There are many salary tables out there telling you what you should make at each step in your actuarial career. What they don’t clarify are all the different factors that can influence your actuarial salary.
Location
The first question on the Payscale.com salary tool on the Society of Actuaries website is location. You must fill in where you work to get an accurate picture of the impact on your actuarial salary. It’s not a surprise to learn larger cities, like San Francisco and New York, pay more while cities in the Midwest and South, where cost of living is lower, pay less.
Experience
The second and last criteria that must be filled in on Payscale’s actuarial salary calculator is years in the field. Unsurprisingly, more years of experience mean more pay. There are some exceptions to this. If you have stayed in the same company for a long time period, your pay may lag other actuaries with the same amount of experience due to missing the bump that often comes through job change. The data science juggernaut is also impacting your actuarial salary. New actuaries with highly desirable data science skills can make more than greater experienced actuaries with more traditional skills.
Accreditation
While obtaining third party credentials or accreditations in any career is a plus, actuaries must pursue an ASA or ACAS and then an FSA or FCAS to reach the top levels of actuarial salary. Sometimes the more quickly the thresholds are achieved will also positively impact your salary. Actuaries who chose to stop at the lower level accreditation will on average top out in salary at a much lower level than the FSA or FCAS regardless of years of experience.
Product Expertise
It is clear from every salary scale published that P&C, Life and Health specializations pay more than Pension. But even within your particular industry expertise, specific product knowledge and experience can mean significant differences in compensation. Actuaries are already in high demand, niche skills that precisely match a position opening mean even more money.
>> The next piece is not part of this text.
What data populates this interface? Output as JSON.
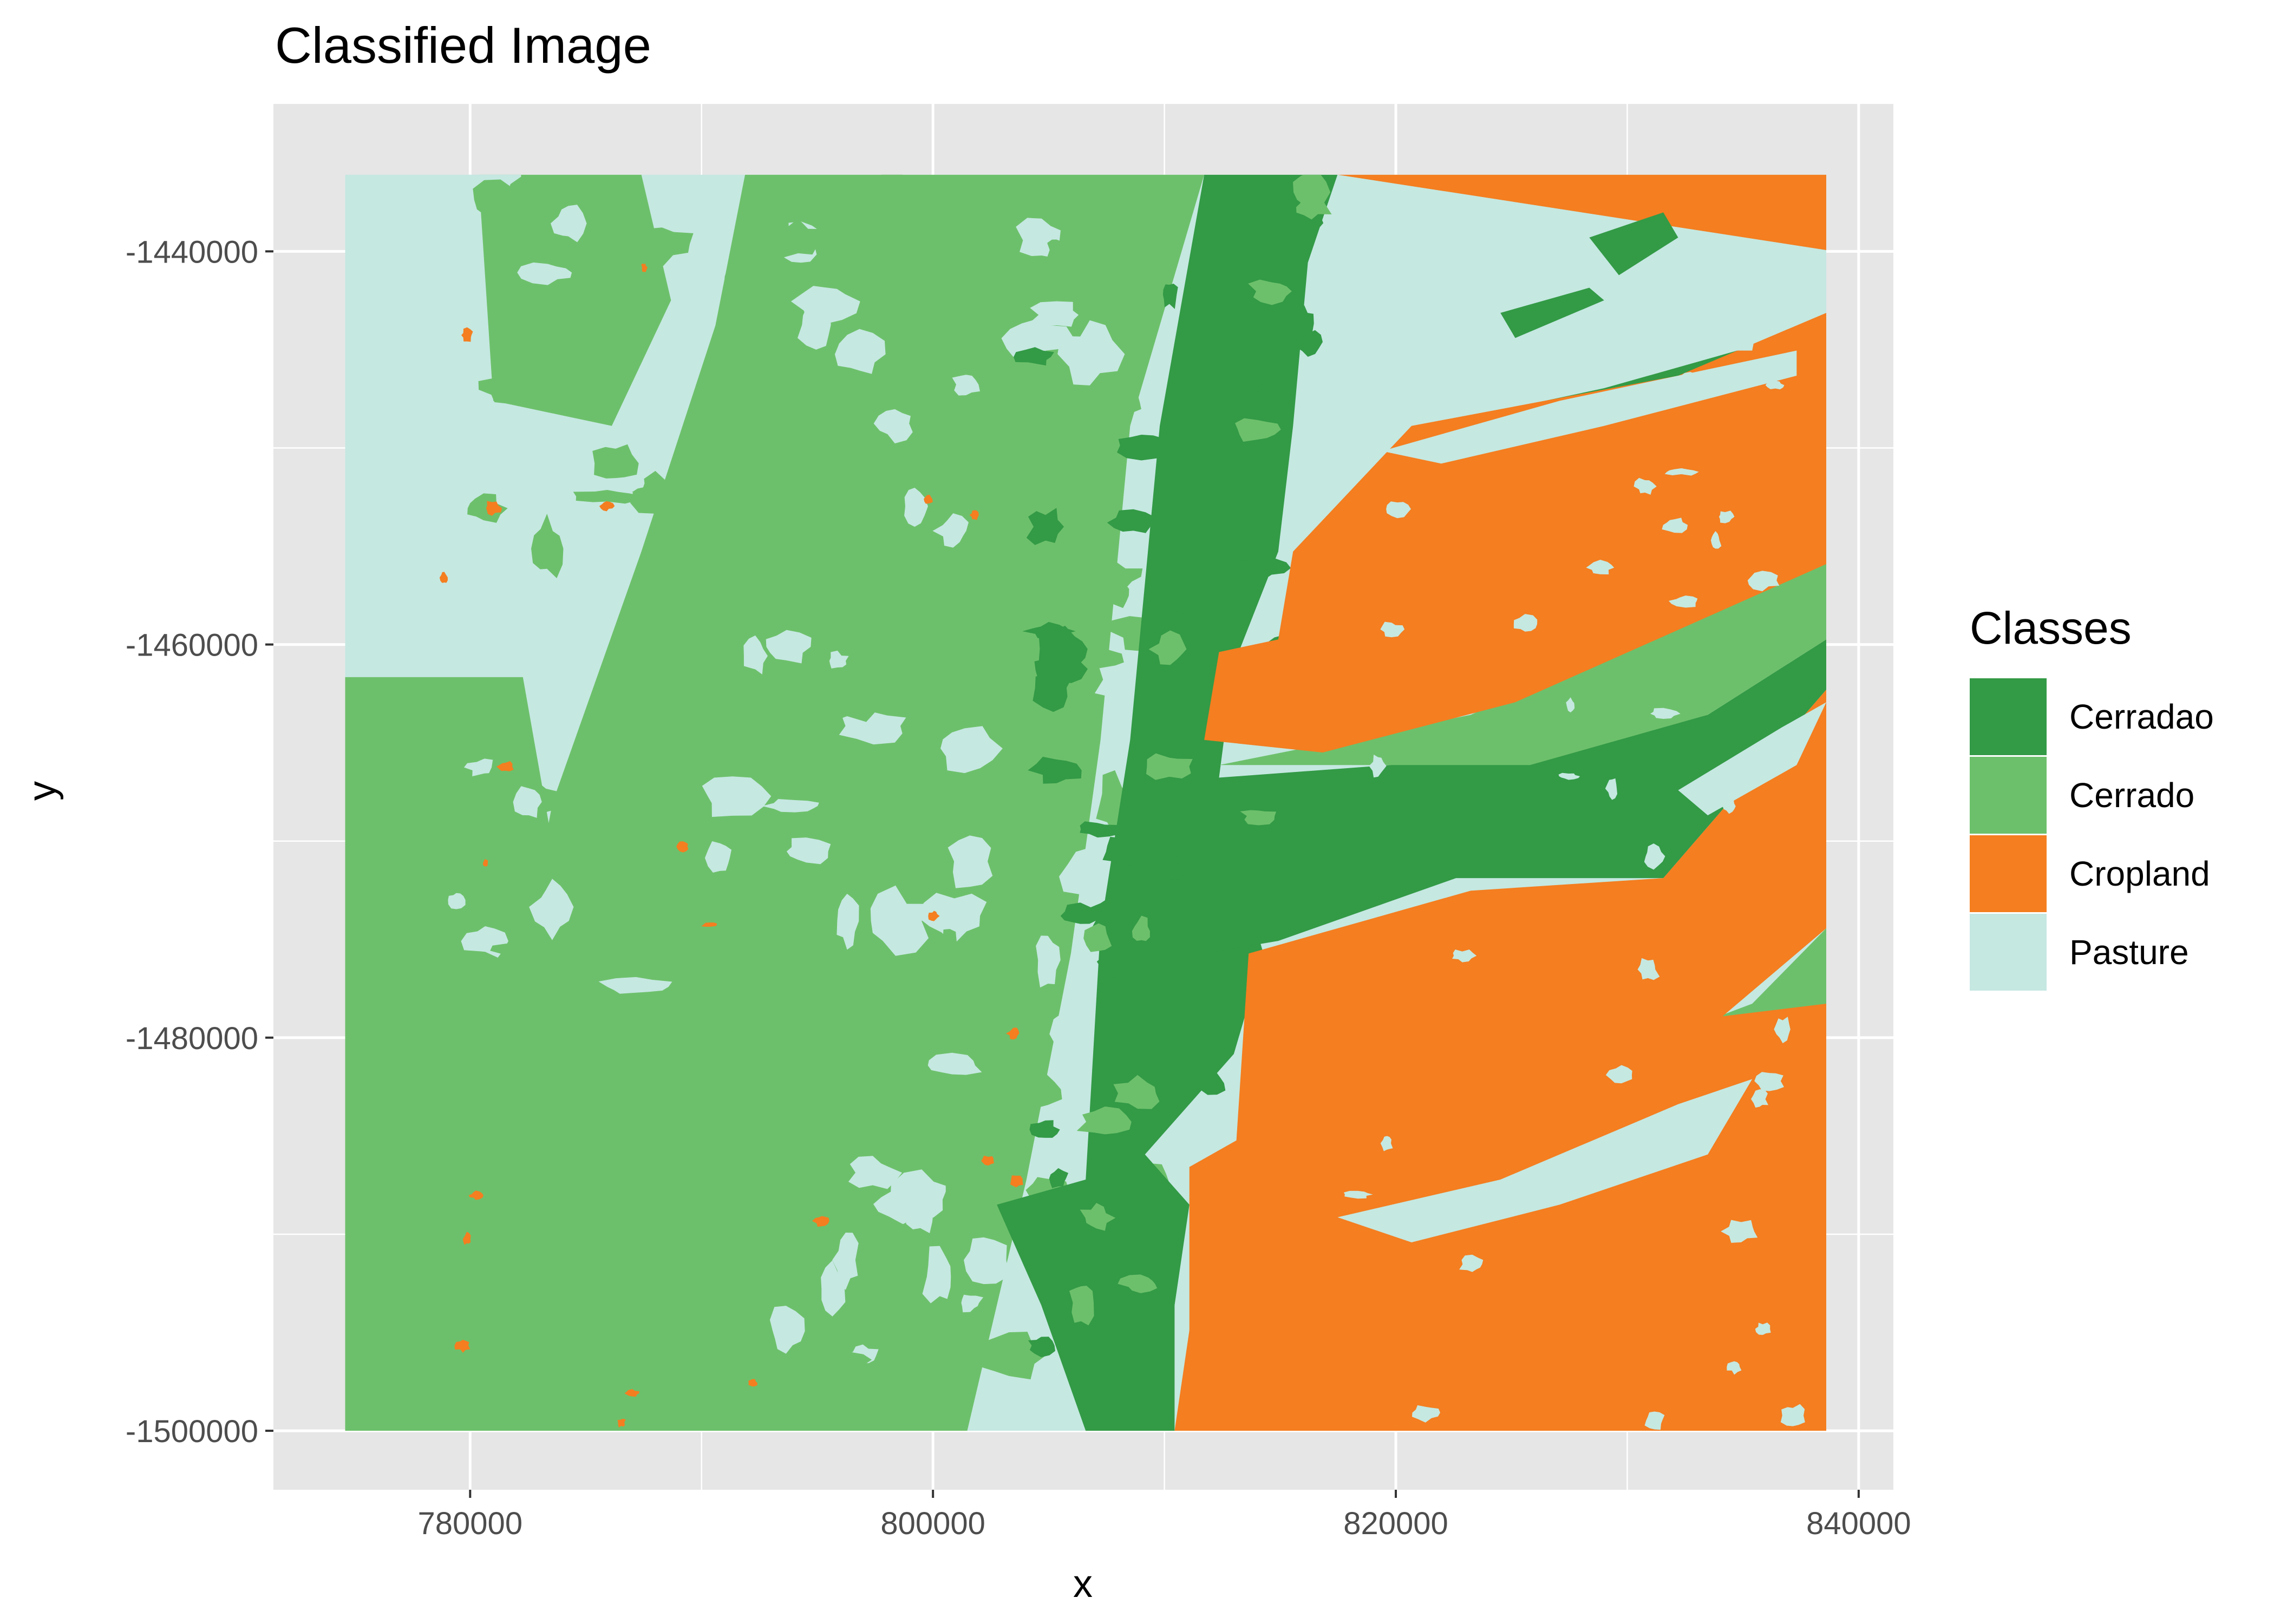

Management Responsibilities
Are you a high level individual contributor or are you managing a team? Do you participate in the strategic decision making within your organization? Is it clear you are slated for advancement, one of the golden men/women of the organization? While management can garner you a better actuarial salary, don’t lose your product expertise. Actuarial science is valued most highly for the individual’s technical skills and while the soft skills are important for advancement, if those are the only skills you retain, you will find your promotability leveling off.
Organization Size
Multiple internal opportunities exist within organizations of 10,000+ employees. You not only receive annual increases but annual promotions are a possibility, too. Smaller organizations won’t have as many internal opportunities but could offer more variety in your day-to-day work allowing you to build a broader skill set. You won’t earn more initially but better skills can mean more money down the road.
Underrepresented
Minorities and woman are underrepresented within the actuarial field. Some organizations, typically larger ones, make an effort to rebalance their staffing with diversity planning in mind. That could lead to better starting salaries for those candidates.